Lamberto Giannini è il nuovo capo della polizia. Il consiglio dei ministri l’ha nominato ieri al posto di Franco Gabrielli, diventato nel frattempo sottosegretario con delega ai servizi. Nato a Roma nel 1964, in polizia dal 1989, Giannini è un esperto di antiterrorismo, interno e internazionale. Ha coordinato tra l’altro gli arresti dei terroristi responsabili degli omicidi D’Antona e Biagi. Ma il suo predecessore, Franco Gabrielli, ha firmato nei giorni scorsi un “protocollo” con la guardia di finanza per la condivisione delle informazioni in materia di riciclaggio. È stato uno degli ultimi atti in qualità di capo della polizia e direttore del Dipartimento della pubblica sicurezza prima di essere nominato sottosegretario nel governo Draghi con delega ai Servizi segreti.

Nel protocollo è previsto che la guardia di finanza trasmetta ai vari uffici centrali della polizia di Stato, ad esempio la Stradale o la Postale, le Sos (segnalazioni di operazioni sospette) e il contenuto delle comunicazioni delle unità finanziarie estere di polizia. Lo Sco (Servizio centrale operativo della polizia), in particolare, potrà richiedere informazioni finanziarie relative alle proprie indagini direttamente al Nucleo valutario della finanza con una procedura semplificata. Le informazioni sono contenute nell’archivio centrale dei rapporti finanziari, gestito dall’Agenzia delle entrate, e dall’ufficio informazioni finanziarie (Uif), gestito dalla Banca d’Italia. L’Uif, in particolare, riceve e analizza tutte le Sos ricevute da banche, finanziarie, money transfer, gestori di carte di credito. L’Uif ha gestito lo scorso anno 105.789 segnalazioni.

Un volume di informazioni imponente in una società sempre più globalizzata. Tutto molto utile nell’ottica, dunque, del contrasto alle infiltrazioni della criminalità nel tessuto economico del Paese. Il problema, però, è che queste informazioni erano già disponibili ai poliziotti attraverso la Dia (Direzione investigativa antimafia), una Direzione centrale del Dipartimento della pubblica sicurezza di cui Gabrielli era fino all’altro giorno il numero uno. La Dia, tramite una sua articolazione, ha infatti già accesso alla banca dati delle Sos.
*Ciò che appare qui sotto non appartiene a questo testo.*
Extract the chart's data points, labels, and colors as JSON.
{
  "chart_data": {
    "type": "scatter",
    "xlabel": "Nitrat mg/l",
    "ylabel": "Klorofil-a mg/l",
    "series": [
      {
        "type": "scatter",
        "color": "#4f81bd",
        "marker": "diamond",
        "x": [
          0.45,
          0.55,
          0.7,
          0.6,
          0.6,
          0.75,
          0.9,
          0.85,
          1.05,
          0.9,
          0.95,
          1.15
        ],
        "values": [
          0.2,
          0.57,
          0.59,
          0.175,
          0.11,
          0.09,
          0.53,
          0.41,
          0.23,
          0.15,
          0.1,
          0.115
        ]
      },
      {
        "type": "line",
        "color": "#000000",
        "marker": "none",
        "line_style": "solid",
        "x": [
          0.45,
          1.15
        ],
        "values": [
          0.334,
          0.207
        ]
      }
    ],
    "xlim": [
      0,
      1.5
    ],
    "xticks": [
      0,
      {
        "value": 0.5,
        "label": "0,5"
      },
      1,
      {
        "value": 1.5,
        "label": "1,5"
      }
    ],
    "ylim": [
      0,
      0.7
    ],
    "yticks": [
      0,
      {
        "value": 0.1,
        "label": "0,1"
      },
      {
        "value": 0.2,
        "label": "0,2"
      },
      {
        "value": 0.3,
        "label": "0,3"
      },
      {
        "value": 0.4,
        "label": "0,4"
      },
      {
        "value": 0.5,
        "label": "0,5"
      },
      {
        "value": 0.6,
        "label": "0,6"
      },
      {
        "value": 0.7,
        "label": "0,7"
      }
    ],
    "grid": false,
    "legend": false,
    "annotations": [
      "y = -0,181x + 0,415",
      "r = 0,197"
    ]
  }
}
Non era necessario, allora, fare protocolli particolari con la guardia di finanza in quanto sarebbe stato sufficiente chiedere al questore Maurizio Vallone, l’attuale direttore della Dia, un poliziotto come Gabrielli.
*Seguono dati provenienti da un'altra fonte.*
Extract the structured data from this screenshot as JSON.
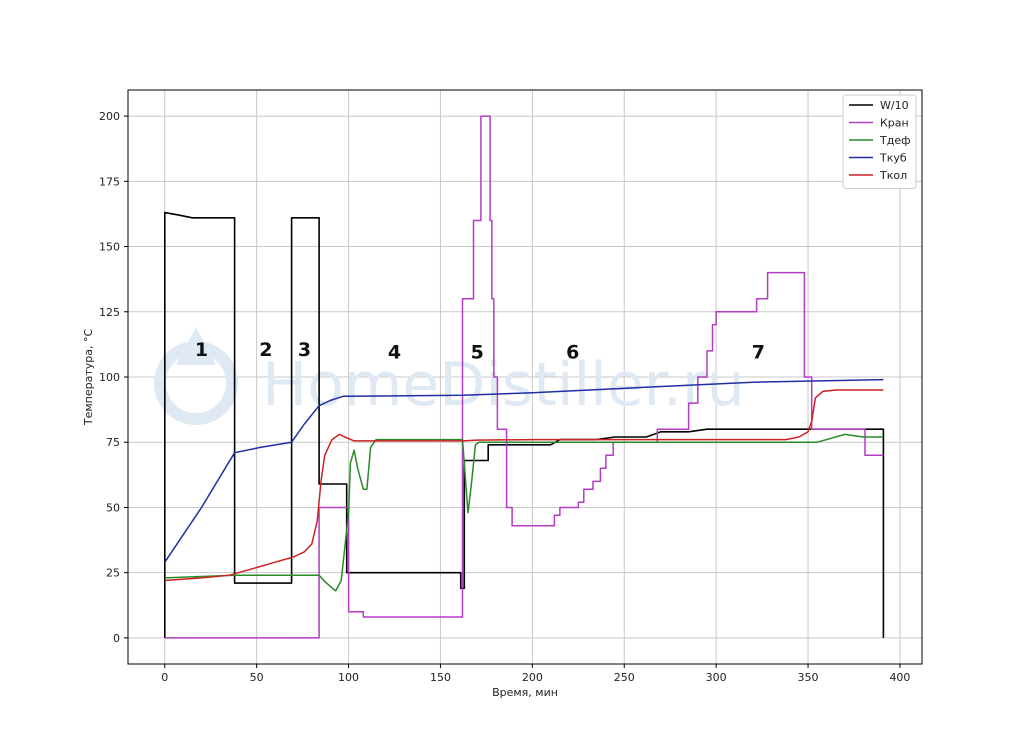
{
  "watermark": "HomeDistiller.ru",
  "chart_data": {
    "type": "line",
    "title": "",
    "xlabel": "Время, мин",
    "ylabel": "Температура, °C",
    "xlim": [
      -20,
      412
    ],
    "ylim": [
      -10,
      210
    ],
    "xticks": [
      0,
      50,
      100,
      150,
      200,
      250,
      300,
      350,
      400
    ],
    "yticks": [
      0,
      25,
      50,
      75,
      100,
      125,
      150,
      175,
      200
    ],
    "grid": true,
    "legend_position": "top-right",
    "phase_labels": [
      {
        "text": "1",
        "x": 20,
        "y": 108
      },
      {
        "text": "2",
        "x": 55,
        "y": 108
      },
      {
        "text": "3",
        "x": 76,
        "y": 108
      },
      {
        "text": "4",
        "x": 125,
        "y": 107
      },
      {
        "text": "5",
        "x": 170,
        "y": 107
      },
      {
        "text": "6",
        "x": 222,
        "y": 107
      },
      {
        "text": "7",
        "x": 323,
        "y": 107
      }
    ],
    "series": [
      {
        "name": "W/10",
        "color": "#000000",
        "points": [
          [
            0,
            0
          ],
          [
            0,
            163
          ],
          [
            8,
            162
          ],
          [
            15,
            161
          ],
          [
            38,
            161
          ],
          [
            38,
            21
          ],
          [
            69,
            21
          ],
          [
            69,
            161
          ],
          [
            84,
            161
          ],
          [
            84,
            59
          ],
          [
            99,
            59
          ],
          [
            99,
            25
          ],
          [
            161,
            25
          ],
          [
            161,
            19
          ],
          [
            163,
            19
          ],
          [
            163,
            68
          ],
          [
            176,
            68
          ],
          [
            176,
            74
          ],
          [
            210,
            74
          ],
          [
            215,
            76
          ],
          [
            235,
            76
          ],
          [
            245,
            77
          ],
          [
            262,
            77
          ],
          [
            270,
            79
          ],
          [
            285,
            79
          ],
          [
            295,
            80
          ],
          [
            391,
            80
          ],
          [
            391,
            0
          ]
        ]
      },
      {
        "name": "Кран",
        "color": "#b43bc5",
        "points": [
          [
            0,
            0
          ],
          [
            84,
            0
          ],
          [
            84,
            50
          ],
          [
            100,
            50
          ],
          [
            100,
            10
          ],
          [
            108,
            10
          ],
          [
            108,
            8
          ],
          [
            162,
            8
          ],
          [
            162,
            130
          ],
          [
            168,
            130
          ],
          [
            168,
            160
          ],
          [
            172,
            160
          ],
          [
            172,
            200
          ],
          [
            177,
            200
          ],
          [
            177,
            160
          ],
          [
            178,
            160
          ],
          [
            178,
            130
          ],
          [
            179,
            130
          ],
          [
            179,
            100
          ],
          [
            181,
            100
          ],
          [
            181,
            80
          ],
          [
            186,
            80
          ],
          [
            186,
            50
          ],
          [
            189,
            50
          ],
          [
            189,
            43
          ],
          [
            212,
            43
          ],
          [
            212,
            47
          ],
          [
            215,
            47
          ],
          [
            215,
            50
          ],
          [
            225,
            50
          ],
          [
            225,
            52
          ],
          [
            228,
            52
          ],
          [
            228,
            57
          ],
          [
            233,
            57
          ],
          [
            233,
            60
          ],
          [
            237,
            60
          ],
          [
            237,
            65
          ],
          [
            240,
            65
          ],
          [
            240,
            70
          ],
          [
            244,
            70
          ],
          [
            244,
            75
          ],
          [
            268,
            75
          ],
          [
            268,
            80
          ],
          [
            285,
            80
          ],
          [
            285,
            90
          ],
          [
            290,
            90
          ],
          [
            290,
            100
          ],
          [
            295,
            100
          ],
          [
            295,
            110
          ],
          [
            298,
            110
          ],
          [
            298,
            120
          ],
          [
            300,
            120
          ],
          [
            300,
            125
          ],
          [
            322,
            125
          ],
          [
            322,
            130
          ],
          [
            328,
            130
          ],
          [
            328,
            140
          ],
          [
            348,
            140
          ],
          [
            348,
            100
          ],
          [
            352,
            100
          ],
          [
            352,
            80
          ],
          [
            381,
            80
          ],
          [
            381,
            70
          ],
          [
            391,
            70
          ]
        ]
      },
      {
        "name": "Tдеф",
        "color": "#2a8a2a",
        "points": [
          [
            0,
            23
          ],
          [
            38,
            24
          ],
          [
            84,
            24
          ],
          [
            88,
            21
          ],
          [
            93,
            18
          ],
          [
            96,
            22
          ],
          [
            100,
            48
          ],
          [
            101,
            67
          ],
          [
            103,
            72
          ],
          [
            105,
            65
          ],
          [
            108,
            57
          ],
          [
            110,
            57
          ],
          [
            112,
            73
          ],
          [
            115,
            76
          ],
          [
            162,
            76
          ],
          [
            165,
            48
          ],
          [
            167,
            60
          ],
          [
            169,
            74
          ],
          [
            171,
            75
          ],
          [
            355,
            75
          ],
          [
            370,
            78
          ],
          [
            380,
            77
          ],
          [
            391,
            77
          ]
        ]
      },
      {
        "name": "Tкуб",
        "color": "#1f2fa3",
        "points": [
          [
            0,
            29
          ],
          [
            20,
            50
          ],
          [
            38,
            71
          ],
          [
            52,
            73
          ],
          [
            69,
            75
          ],
          [
            76,
            82
          ],
          [
            84,
            89
          ],
          [
            90,
            91
          ],
          [
            97,
            92.6
          ],
          [
            162,
            93
          ],
          [
            200,
            94
          ],
          [
            260,
            96
          ],
          [
            320,
            98
          ],
          [
            391,
            99
          ]
        ]
      },
      {
        "name": "Tкол",
        "color": "#cc2222",
        "points": [
          [
            0,
            22
          ],
          [
            20,
            23
          ],
          [
            35,
            24
          ],
          [
            50,
            27
          ],
          [
            60,
            29
          ],
          [
            70,
            31
          ],
          [
            76,
            33
          ],
          [
            80,
            36
          ],
          [
            83,
            45
          ],
          [
            85,
            60
          ],
          [
            87,
            70
          ],
          [
            91,
            76
          ],
          [
            95,
            78
          ],
          [
            98,
            77
          ],
          [
            103,
            75.5
          ],
          [
            162,
            75.5
          ],
          [
            170,
            75.8
          ],
          [
            200,
            76
          ],
          [
            250,
            76
          ],
          [
            300,
            76
          ],
          [
            338,
            76
          ],
          [
            345,
            77
          ],
          [
            350,
            79
          ],
          [
            352,
            83
          ],
          [
            354,
            92
          ],
          [
            358,
            94.5
          ],
          [
            365,
            95
          ],
          [
            391,
            95
          ]
        ]
      }
    ]
  }
}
Come mai allora la necessità di approntare un simile protocollo per lo scambio di informazioni di cui si era già in possesso? I maligni ipotizzano che la Dia sia diventata da tempo una struttura troppo ingombrante. La Dia nacque nel 1991 grazie ad una intuizione di Giovanni Falcone, dopo l’esperienza del maxi processo di Palermo, per contrastare efficacemente il crimine organizzato. Per condurre le investigazioni più delicate e complesse, si disse, la magistratura aveva bisogno di uno polizia giudiziaria molto qualificata. Falcone, allora, decise di ottimizzare le esperienze operative delle forze di polizia in un’unica realtà investigativa, mettendo insieme il meglio di carabinieri, polizia e guardia di finanza.

I problemi sorsero nel corso degli anni e possono essere riassunti in una semplice parola: “gelosia”. Una costante degli apparati di sicurezza del nostro Paese dove ogni forza di polizia si occupa di tutto senza alcuna soluzione di continuità.
In tale contesto la Dia è un doppione di altri doppioni. E ciò è eccessivo. Il “boicottaggio” si manifesta, ad esempio, impedendo gli accessi alle banche dati gestite dalle altre forze di polizia oppure, da parte dai vari comandi di vertice, non assegnando personale alla Dia.

Attualmente, poi, in quello che dovrebbe essere un reparto di punta nel contrasto alla criminalità di stampo mafioso ci sono più ufficiali che soldati. La magistratura è al corrente di questa situazione molto particolare e, da tempo, non delega più la Dia per le investigazioni di spessore. Protocolli a parte, comunque, chi è stata tagliata fuori dalle indagini “top” è l’Arma dei carabinieri. Alla Benemerita, che pure disporrebbe di un reparto d’eccellenza come il Ros (Raggruppamento operativo speciale), le indagini sulla criminalità finanziaria dei colletti bianchi sembrano essere precluse.